Family members of Brandon Martin described a year of agony spent searching for him as the man who murdered him was sentenced Monday in Miramichi court.
Ethen James Harnish, 23, was sentenced to life in prison with no chance of parole for 15 years for killing Martin on May 22, 2019.
Harnish was charged with first-degree murder in 2020 and pleaded guilty to second-degree murder in February.
Natacha Daigle, Martin's mother, read an emotional victim impact statement during the sentencing hearing.
"To the monster who took my son's life, yes, you broke me," Daigle said. "You took away my right to see him one last time, my right to say goodbye."
Judge calls crime 'senseless, vicious'
A victim impact statement prepared on behalf of Martin's young daughter said she had searched rooms calling out "daddy, daddy, daddy" and asked family members why he had gone to heaven.
Court of Queen's Bench Justice Fred Ferguson noted the "monstrous nightmare" Martin's family has lived since 2019.
"Brandon Martin was a son, brother, father," Ferguson said. "He was the victim of a senseless, vicious murder."
According to an agreed statement of facts, Martin and Harnish were friends.
Harnish suspected Martin was involved in a burglary at Harnish's Miramichi apartment about a month before the murder.
On May 22, Martin was driven by his sister to Harnish's apartment.
Harnish told several others in a separate apartment that Martin was in his unit and that he was going to kill him.
Back in Harnish's apartment, Harnish and Martin got into an argument about the alleged theft of drugs.
Harnish picked up a break-barrel, over-under .22/.20 gun and shot Martin twice in the back of the head at close range.
Harnish then enlisted others to help clean up the scene and remove Martin's body.
Daniel Dube pleaded guilty last year to helping Harnish.
Dube drove Harnish, along with Martin's remains, to a remote area on Route 108, which runs between Renous and Plaster Rock, where they attempted to burn and bury the body.
Another person was enlisted to drive Harnish to the Hardwicke area, east of Miramichi, where the murder weapon was hidden in a pond. Other items belonging to Martin were partially burned and hidden, including clothing and his identification, in a separate pond.
Crown prosecutor Melanie MacAulay told the court in September last year that Harnish threatened Dube, who feared he would also be killed if he didn't help.
Harnish and Dube lied to police about their role in Martin's disappearance.
MacAulay said a woman went to police about a year after Martin disappeared. Officers then re-interviewed Dube in May 2020. Dube admitted his involvement and took investigators to Martin's shallow grave.
His remains were recovered May 26, 2020, just over a year after his death.
Dube was sentenced to 30 months in prison last year for his role the crime.
Ferguson said a Miramichi police officer had promised Martin's mother he would find her son and bring him home one way or another.

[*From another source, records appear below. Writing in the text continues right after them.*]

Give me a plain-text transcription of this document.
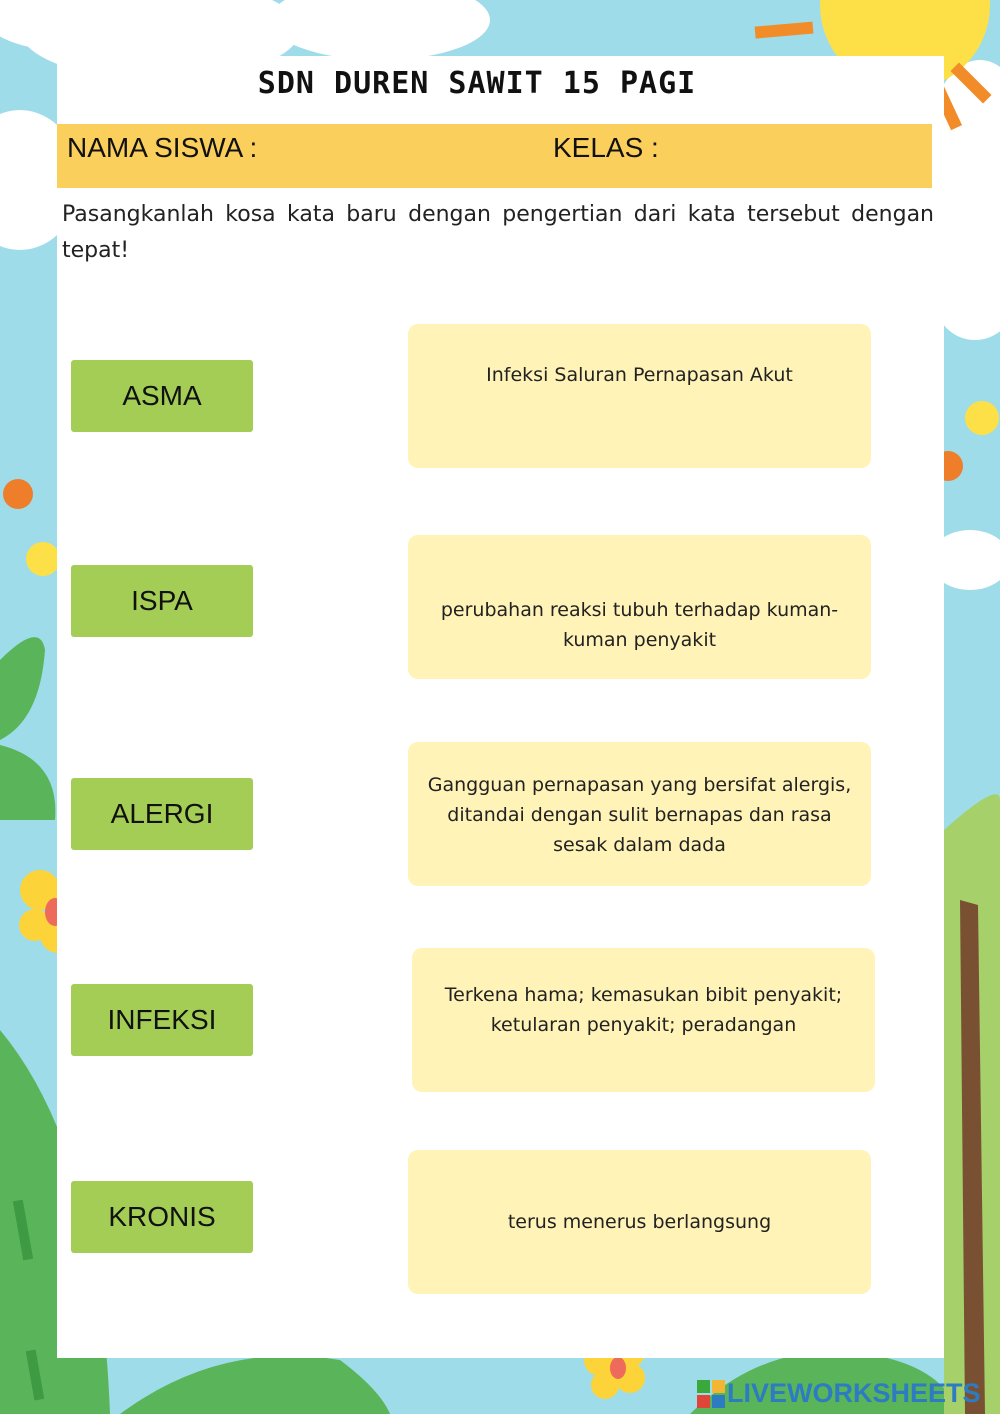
SDN DUREN SAWIT 15 PAGI
NAMA SISWA :	KELAS :
Pasangkanlah kosa kata baru dengan pengertian dari kata tersebut dengan tepat!
ASMA
ISPA
ALERGI
INFEKSI
KRONIS
Infeksi Saluran Pernapasan Akut
perubahan reaksi tubuh terhadap kuman-kuman penyakit
Gangguan pernapasan yang bersifat alergis, ditandai dengan sulit bernapas dan rasa sesak dalam dada
Terkena hama; kemasukan bibit penyakit; ketularan penyakit; peradangan
terus menerus berlangsung
LIVEWORKSHEETS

Daigle in her statement turned to the officer, Andrew Vickers, in the court gallery, and thanked him.
"You kept your word," Daigle said.
Miramichi Police Force deputy chief Brian Cummings said Vickers and other investigators "invested a lot of time and blood, sweat and tears" in the case.
"This was very much a team effort and a lot of time and energy went into bringing Brandon Martin home to his family where he belonged. Everybody deserves kudos for that."
During her statement, Daigle also addressed Harnish.
"You shot my son twice in the back of the head and you never gave himself a chance to defend himself," Daigle said. "You're a coward."
Harnish told the judge he wishes he would have had the courage to admit what he did right away.
He turned to Martin's family in the gallery, telling them Martin loved them.
"Honestly, I'm sorry. I'm sorry for all the pain I caused you when he was missing," Harnish said.
Ferguson said the main issue he had to decide was how long it would be before Harnish is eligible for parole.
The judge accepted the joint recommendation of the Crown and defence lawyers to set that at 15 years.
However, Ferguson said that's only when Harnish can first apply for parole and doesn't mean it will be granted.